Find us at the Witnet community Gitter chat room.

This contribution guide is based on Grin's. We have lots of respect for that project.

How to write a git-commit message

The goal of these conventions is keeping a healthy commit history in this project. People interested in the project should be able to get a clear picture of the project status right from our commit history.
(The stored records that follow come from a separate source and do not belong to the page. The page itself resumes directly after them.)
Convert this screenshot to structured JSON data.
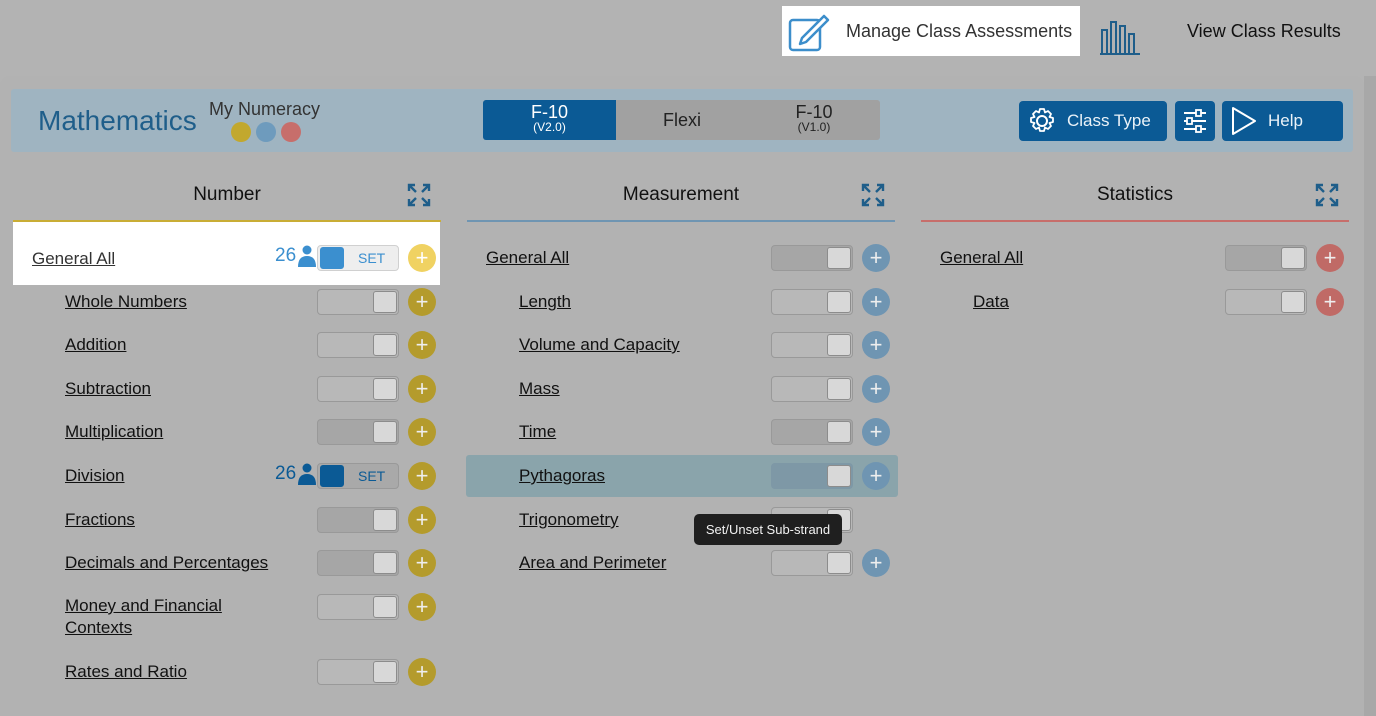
{
  "topnav": {
    "manage_label": "Manage Class Assessments",
    "results_label": "View Class Results"
  },
  "header": {
    "subject": "Mathematics",
    "product": "My Numeracy",
    "levels": [
      {
        "label": "F-10",
        "sub": "(V2.0)",
        "active": true
      },
      {
        "label": "Flexi",
        "sub": ""
      },
      {
        "label": "F-10",
        "sub": "(V1.0)"
      }
    ],
    "class_type_label": "Class Type",
    "help_label": "Help"
  },
  "colors": {
    "brand_blue": "#0b5a95",
    "number_gold": "#b49b2c",
    "measurement_blue": "#6f95b2",
    "statistics_red": "#c06a66"
  },
  "columns": {
    "number": {
      "title": "Number",
      "rows": [
        {
          "name": "General All",
          "count": "26",
          "set_label": "SET"
        },
        {
          "name": "Whole Numbers"
        },
        {
          "name": "Addition"
        },
        {
          "name": "Subtraction"
        },
        {
          "name": "Multiplication"
        },
        {
          "name": "Division",
          "count": "26",
          "set_label": "SET"
        },
        {
          "name": "Fractions"
        },
        {
          "name": "Decimals and Percentages"
        },
        {
          "name": "Money and Financial Contexts"
        },
        {
          "name": "Rates and Ratio"
        }
      ]
    },
    "measurement": {
      "title": "Measurement",
      "rows": [
        {
          "name": "General All"
        },
        {
          "name": "Length"
        },
        {
          "name": "Volume and Capacity"
        },
        {
          "name": "Mass"
        },
        {
          "name": "Time"
        },
        {
          "name": "Pythagoras"
        },
        {
          "name": "Trigonometry"
        },
        {
          "name": "Area and Perimeter"
        }
      ]
    },
    "statistics": {
      "title": "Statistics",
      "rows": [
        {
          "name": "General All"
        },
        {
          "name": "Data"
        }
      ]
    }
  },
  "tooltip": "Set/Unset Sub-strand",
  "plus_symbol": "+"
}
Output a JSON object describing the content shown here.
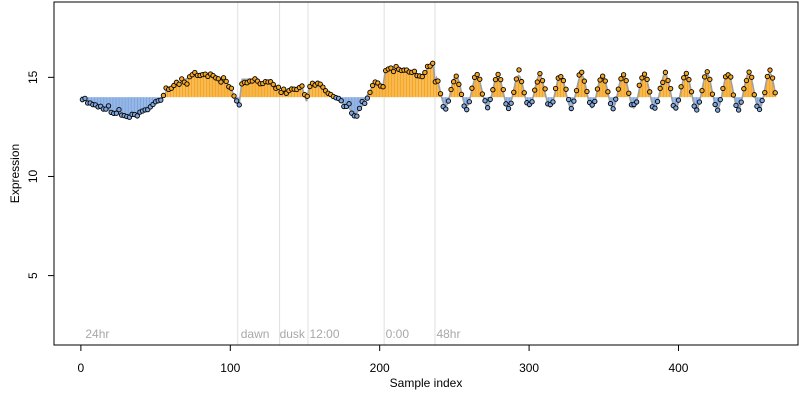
{
  "chart_data": {
    "type": "scatter",
    "title": "",
    "xlabel": "Sample index",
    "ylabel": "Expression",
    "xlim": [
      -18,
      480
    ],
    "ylim": [
      1.5,
      18.8
    ],
    "xticks": [
      0,
      100,
      200,
      300,
      400
    ],
    "yticks": [
      5,
      10,
      15
    ],
    "grid": false,
    "baseline": 14,
    "region_lines": [
      105,
      133,
      152,
      203,
      237
    ],
    "region_labels": [
      {
        "x": 3,
        "text": "24hr"
      },
      {
        "x": 107,
        "text": "dawn"
      },
      {
        "x": 133,
        "text": "dusk"
      },
      {
        "x": 153,
        "text": "12:00"
      },
      {
        "x": 204,
        "text": "0:00"
      },
      {
        "x": 238,
        "text": "48hr"
      }
    ],
    "colors": {
      "above": "#f5a623",
      "below": "#7ea6e0",
      "fit_line": "#a0a0a0",
      "region_line": "#e0e0e0",
      "point_stroke": "#000000"
    },
    "anchors": [
      [
        1,
        14.0
      ],
      [
        5,
        13.8
      ],
      [
        10,
        13.6
      ],
      [
        15,
        13.5
      ],
      [
        20,
        13.3
      ],
      [
        25,
        13.2
      ],
      [
        30,
        13.1
      ],
      [
        35,
        13.1
      ],
      [
        40,
        13.3
      ],
      [
        45,
        13.5
      ],
      [
        50,
        13.7
      ],
      [
        55,
        14.0
      ],
      [
        58,
        14.4
      ],
      [
        62,
        14.6
      ],
      [
        66,
        14.7
      ],
      [
        70,
        14.9
      ],
      [
        75,
        15.1
      ],
      [
        80,
        15.2
      ],
      [
        85,
        15.1
      ],
      [
        90,
        15.0
      ],
      [
        95,
        14.8
      ],
      [
        100,
        14.6
      ],
      [
        103,
        13.9
      ],
      [
        106,
        13.7
      ],
      [
        108,
        14.9
      ],
      [
        112,
        14.9
      ],
      [
        118,
        14.8
      ],
      [
        124,
        14.7
      ],
      [
        130,
        14.6
      ],
      [
        134,
        14.2
      ],
      [
        138,
        14.3
      ],
      [
        143,
        14.4
      ],
      [
        148,
        14.5
      ],
      [
        151,
        13.8
      ],
      [
        153,
        14.6
      ],
      [
        158,
        14.6
      ],
      [
        163,
        14.4
      ],
      [
        168,
        14.0
      ],
      [
        173,
        13.8
      ],
      [
        178,
        13.6
      ],
      [
        183,
        13.1
      ],
      [
        187,
        13.4
      ],
      [
        191,
        14.0
      ],
      [
        195,
        14.5
      ],
      [
        199,
        14.7
      ],
      [
        202,
        14.5
      ],
      [
        204,
        15.4
      ],
      [
        208,
        15.4
      ],
      [
        215,
        15.3
      ],
      [
        222,
        15.2
      ],
      [
        228,
        15.1
      ],
      [
        233,
        15.5
      ],
      [
        236,
        15.6
      ],
      [
        238,
        14.0
      ]
    ],
    "osc": {
      "start": 238,
      "end": 465,
      "mean": 14.3,
      "amplitude": 0.75,
      "period": 14,
      "phase": 2.0,
      "amp_growth": 0.001
    },
    "noise": 0.3,
    "point_spacing": 1.75,
    "seed": 11
  }
}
Re-establishing the context of a piece of code is wasteful. We can’t avoid it completely, so our efforts should go to reducing it [as much] as possible. Commit messages can do exactly that and as a result, a commit message shows whether a developer is a good collaborator.

-- Peter Hutterer

Conventions

  • Separate subject from body with a blank line
  • Limit the subject line to 50 characters
  • Capitalize the subject line
  • Do not end the subject line with a period
  • Use the imperative mood in the subject line
  • Wrap the body at 72 characters
  • Use the body to explain what and why instead of how
  • Categorize changes in the body: feature, break(<category>), fix #<issue no>

Example:

Demonstrate conventions used in commit messages

This commit is to demonstrate the conventions used in this project 
when writing commit messages.

- feature: *Categorized Changes* Lines that begin with a `- <tag>:` can
be used to categorize changes.

- break(P2P): This item is an example of a *scoped* and categorized
change.
  - **Why** the breaking change was necessary.
  - **What** the users should do about it.

- fix #123

You can also put github-flavored markdown code snippets.

Our conventions for writing git-commit messages are based on Chris Beams' post and git-changelog's project.